Excelsior (лат.) — «выше», рефрен известного стихотворения Генри Лонгфелло.

Становилось теплее, автобус катил с выключенным мотором вниз по отлогому восточному склону хребта, а я мысленно все еще резвился в лесу на горе. Приближались огни Тауранги, но я не стремился догнать свой автобус. Там, где находился я, покуда я жив, все останется неизменным: в самую черную из ночей там будет светло, но не от уличных фонарей; в свете моего воображения я всегда буду видеть гибкие стволы, опахалоподобные папоротники, цепкие лианы. А фонари Тауранги могут высветить для меня только пригородные сады с гипсовыми зайчиками и гномиками.

II

К катеру, перевозившему через бухту, я опоздал, идти в обход пешком как-то не хотелось, денег на такси не было, да и потом, я уже настроился прокатиться на катере пораньше с утра. Конечно, вокзал — не самое приятное место для ночлега, но где еще вот так же резко пахнет шпалами и паровозом, где еще бывает такой особенный, ни с чем не сравнимый воздух?.. Я вспоминаю, как первый раз ехал на поезде, в вагоне с двумя рядами сидений вдоль стен; не менее отчетливо вспоминается мне иногда, как я тянусь вверх, достаю носом до столешницы, заглядываю за край и вижу руки матери, раскатывающие скалкой тесто,— и то и другое события произошли, по-видимому, в одно время. Мне было сказано,

что я увижу море, и я все время старался глядеть в окно, чтобы не пропустить, когда оно покажется; тем не менее я заметил, что газета, которую читает отец, развернута нарочно во всю ширь и загораживает от пассажиров напротив маму, кормящую грудью маленькую сестрицу; заметил и то, что сидящих напротив мамино занятие живо интересует. Как интересно мне было наблюдать чужие интересы! На меня никто не обращал внимания, и я, никем не замеченный, с любопытством смотрел, чем заняты другие люди. Это было настоящее открытие, и оно очень расширило мой детский кругозор; вот, наверно, почему, собираясь в поездку по железной дороге, я всегда каких только не предвкушаю находок и приключений…

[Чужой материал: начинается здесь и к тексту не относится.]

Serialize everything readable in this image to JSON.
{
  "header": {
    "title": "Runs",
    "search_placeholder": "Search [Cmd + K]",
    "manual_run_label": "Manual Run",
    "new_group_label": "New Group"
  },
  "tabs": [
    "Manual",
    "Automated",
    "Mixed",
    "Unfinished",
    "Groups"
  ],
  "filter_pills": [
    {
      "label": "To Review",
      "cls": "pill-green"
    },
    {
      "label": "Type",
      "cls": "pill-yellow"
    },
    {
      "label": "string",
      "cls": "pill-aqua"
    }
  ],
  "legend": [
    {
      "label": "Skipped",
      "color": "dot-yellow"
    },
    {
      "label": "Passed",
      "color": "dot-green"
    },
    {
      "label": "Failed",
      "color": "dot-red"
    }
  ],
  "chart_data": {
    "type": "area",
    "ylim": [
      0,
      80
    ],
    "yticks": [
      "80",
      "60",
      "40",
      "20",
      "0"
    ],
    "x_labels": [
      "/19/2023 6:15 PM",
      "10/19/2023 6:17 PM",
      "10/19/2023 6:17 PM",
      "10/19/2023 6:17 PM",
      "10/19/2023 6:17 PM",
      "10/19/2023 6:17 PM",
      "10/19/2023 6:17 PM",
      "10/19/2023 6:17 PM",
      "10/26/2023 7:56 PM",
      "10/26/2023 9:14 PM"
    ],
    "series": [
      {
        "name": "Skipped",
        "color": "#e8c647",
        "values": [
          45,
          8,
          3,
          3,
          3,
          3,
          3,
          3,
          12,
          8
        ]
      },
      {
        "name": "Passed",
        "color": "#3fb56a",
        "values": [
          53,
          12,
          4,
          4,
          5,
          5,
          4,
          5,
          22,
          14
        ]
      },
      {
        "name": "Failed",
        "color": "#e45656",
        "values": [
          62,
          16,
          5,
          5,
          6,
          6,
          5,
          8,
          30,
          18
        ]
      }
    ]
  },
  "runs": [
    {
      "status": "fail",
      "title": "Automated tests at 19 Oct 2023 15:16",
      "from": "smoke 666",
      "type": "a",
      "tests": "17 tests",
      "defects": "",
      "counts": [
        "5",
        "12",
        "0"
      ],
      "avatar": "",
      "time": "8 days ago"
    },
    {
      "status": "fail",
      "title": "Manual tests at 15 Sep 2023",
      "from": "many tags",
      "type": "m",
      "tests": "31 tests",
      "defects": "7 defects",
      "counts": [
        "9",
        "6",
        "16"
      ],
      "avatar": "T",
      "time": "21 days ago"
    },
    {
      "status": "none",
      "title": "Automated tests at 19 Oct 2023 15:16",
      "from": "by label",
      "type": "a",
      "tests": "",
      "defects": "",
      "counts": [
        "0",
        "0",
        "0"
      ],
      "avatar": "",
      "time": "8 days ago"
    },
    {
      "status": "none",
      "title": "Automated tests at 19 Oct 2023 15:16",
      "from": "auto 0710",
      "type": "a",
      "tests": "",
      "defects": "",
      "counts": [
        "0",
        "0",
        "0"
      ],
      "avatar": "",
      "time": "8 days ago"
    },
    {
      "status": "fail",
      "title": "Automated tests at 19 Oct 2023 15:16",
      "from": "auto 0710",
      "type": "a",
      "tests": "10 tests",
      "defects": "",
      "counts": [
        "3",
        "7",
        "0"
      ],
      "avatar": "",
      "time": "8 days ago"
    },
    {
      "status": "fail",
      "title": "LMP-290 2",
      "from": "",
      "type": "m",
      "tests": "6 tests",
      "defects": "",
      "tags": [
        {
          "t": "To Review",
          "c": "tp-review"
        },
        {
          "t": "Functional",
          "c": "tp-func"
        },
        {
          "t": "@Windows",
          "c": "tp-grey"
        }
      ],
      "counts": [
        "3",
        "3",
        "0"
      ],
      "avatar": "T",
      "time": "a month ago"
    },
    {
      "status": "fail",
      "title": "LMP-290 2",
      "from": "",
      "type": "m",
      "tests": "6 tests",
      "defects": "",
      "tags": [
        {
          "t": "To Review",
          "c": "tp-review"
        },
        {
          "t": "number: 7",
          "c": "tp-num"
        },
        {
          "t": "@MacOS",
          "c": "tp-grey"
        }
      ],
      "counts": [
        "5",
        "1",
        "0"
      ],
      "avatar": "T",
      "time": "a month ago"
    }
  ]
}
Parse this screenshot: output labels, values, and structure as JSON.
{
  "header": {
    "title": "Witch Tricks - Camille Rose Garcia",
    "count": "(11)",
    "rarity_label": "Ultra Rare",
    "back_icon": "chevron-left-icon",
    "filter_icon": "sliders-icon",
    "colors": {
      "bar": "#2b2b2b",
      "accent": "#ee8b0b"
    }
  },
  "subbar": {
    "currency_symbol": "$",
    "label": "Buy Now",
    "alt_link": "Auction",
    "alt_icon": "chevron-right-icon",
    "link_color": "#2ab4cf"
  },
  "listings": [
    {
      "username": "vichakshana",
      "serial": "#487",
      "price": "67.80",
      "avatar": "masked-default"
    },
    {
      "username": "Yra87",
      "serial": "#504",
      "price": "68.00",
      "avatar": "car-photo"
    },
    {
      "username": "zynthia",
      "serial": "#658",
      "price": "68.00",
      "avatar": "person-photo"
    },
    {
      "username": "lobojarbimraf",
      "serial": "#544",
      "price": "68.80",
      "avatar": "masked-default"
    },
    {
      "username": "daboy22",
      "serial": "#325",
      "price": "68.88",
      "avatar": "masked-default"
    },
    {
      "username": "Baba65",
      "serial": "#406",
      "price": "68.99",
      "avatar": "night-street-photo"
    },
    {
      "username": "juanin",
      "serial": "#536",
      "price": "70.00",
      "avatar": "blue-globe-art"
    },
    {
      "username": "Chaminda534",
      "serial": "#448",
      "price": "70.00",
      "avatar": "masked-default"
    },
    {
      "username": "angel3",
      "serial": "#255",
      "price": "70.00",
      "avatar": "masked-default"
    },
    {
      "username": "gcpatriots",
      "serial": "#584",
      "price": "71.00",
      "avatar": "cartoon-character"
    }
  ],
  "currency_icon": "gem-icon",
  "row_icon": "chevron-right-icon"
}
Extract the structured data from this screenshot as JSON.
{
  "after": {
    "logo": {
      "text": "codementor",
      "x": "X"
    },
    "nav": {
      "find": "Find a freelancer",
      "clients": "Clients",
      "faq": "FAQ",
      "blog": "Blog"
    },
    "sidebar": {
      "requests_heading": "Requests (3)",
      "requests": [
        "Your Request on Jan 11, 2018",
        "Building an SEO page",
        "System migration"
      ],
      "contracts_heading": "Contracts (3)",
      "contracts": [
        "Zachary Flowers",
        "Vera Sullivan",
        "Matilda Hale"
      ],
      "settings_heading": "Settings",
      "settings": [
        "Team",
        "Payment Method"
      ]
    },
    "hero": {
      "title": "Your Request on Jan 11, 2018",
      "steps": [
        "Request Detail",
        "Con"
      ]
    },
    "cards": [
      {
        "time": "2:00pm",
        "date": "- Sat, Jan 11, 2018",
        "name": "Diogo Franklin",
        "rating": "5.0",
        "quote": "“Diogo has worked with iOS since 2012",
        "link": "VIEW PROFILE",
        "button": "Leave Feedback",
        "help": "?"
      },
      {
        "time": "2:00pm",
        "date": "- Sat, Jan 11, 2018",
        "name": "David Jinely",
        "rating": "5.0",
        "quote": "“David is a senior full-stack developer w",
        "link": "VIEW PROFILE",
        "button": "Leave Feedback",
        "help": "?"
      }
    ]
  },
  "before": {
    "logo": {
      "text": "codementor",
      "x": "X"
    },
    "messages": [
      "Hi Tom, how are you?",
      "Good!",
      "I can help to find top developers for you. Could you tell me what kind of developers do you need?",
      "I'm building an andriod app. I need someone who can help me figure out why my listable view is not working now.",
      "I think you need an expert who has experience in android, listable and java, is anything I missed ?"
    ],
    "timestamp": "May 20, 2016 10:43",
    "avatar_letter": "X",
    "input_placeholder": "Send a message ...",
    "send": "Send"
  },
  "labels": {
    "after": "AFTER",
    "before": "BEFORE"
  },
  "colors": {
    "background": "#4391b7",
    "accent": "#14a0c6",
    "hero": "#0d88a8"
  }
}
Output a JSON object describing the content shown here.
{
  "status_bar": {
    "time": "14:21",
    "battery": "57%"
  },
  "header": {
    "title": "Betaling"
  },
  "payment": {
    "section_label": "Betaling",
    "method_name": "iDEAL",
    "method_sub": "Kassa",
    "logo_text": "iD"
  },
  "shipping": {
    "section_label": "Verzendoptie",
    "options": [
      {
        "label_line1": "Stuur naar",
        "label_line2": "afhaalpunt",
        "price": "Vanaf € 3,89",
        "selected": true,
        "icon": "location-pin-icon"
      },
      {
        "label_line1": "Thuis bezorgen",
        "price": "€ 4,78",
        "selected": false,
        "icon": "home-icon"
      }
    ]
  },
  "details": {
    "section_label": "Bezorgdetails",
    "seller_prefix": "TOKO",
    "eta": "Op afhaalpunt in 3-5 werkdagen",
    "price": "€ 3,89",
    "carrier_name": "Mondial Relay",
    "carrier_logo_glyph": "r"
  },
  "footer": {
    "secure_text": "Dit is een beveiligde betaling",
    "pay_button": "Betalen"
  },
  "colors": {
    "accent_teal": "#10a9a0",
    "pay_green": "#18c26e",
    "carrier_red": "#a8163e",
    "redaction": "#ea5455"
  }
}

Но в тот вечер, сунув под голову рюкзак и растянувшись на скамье в темном зале ожидания, я уже совсем было уснул, как вдруг дверь тихо отворилась. Когда я пришел на вокзал, в зале ожидания свет не горел и никого не было, я даже опасался, что его заперли. И вот теперь кто-то вошел, явно не железнодорожник, и дай бог, чтобы не полицейский, чтобы это был просто человек, которому тоже негде переночевать. Я затаился. Чиркнула спичка, и, лишь только вспыхнул огонек, я вскрикнул: вошедший оказался моим старым знакомым по имени Джимми. Я не видел его несколько лет и теперь опять перестал видеть, потому что спичка догорела.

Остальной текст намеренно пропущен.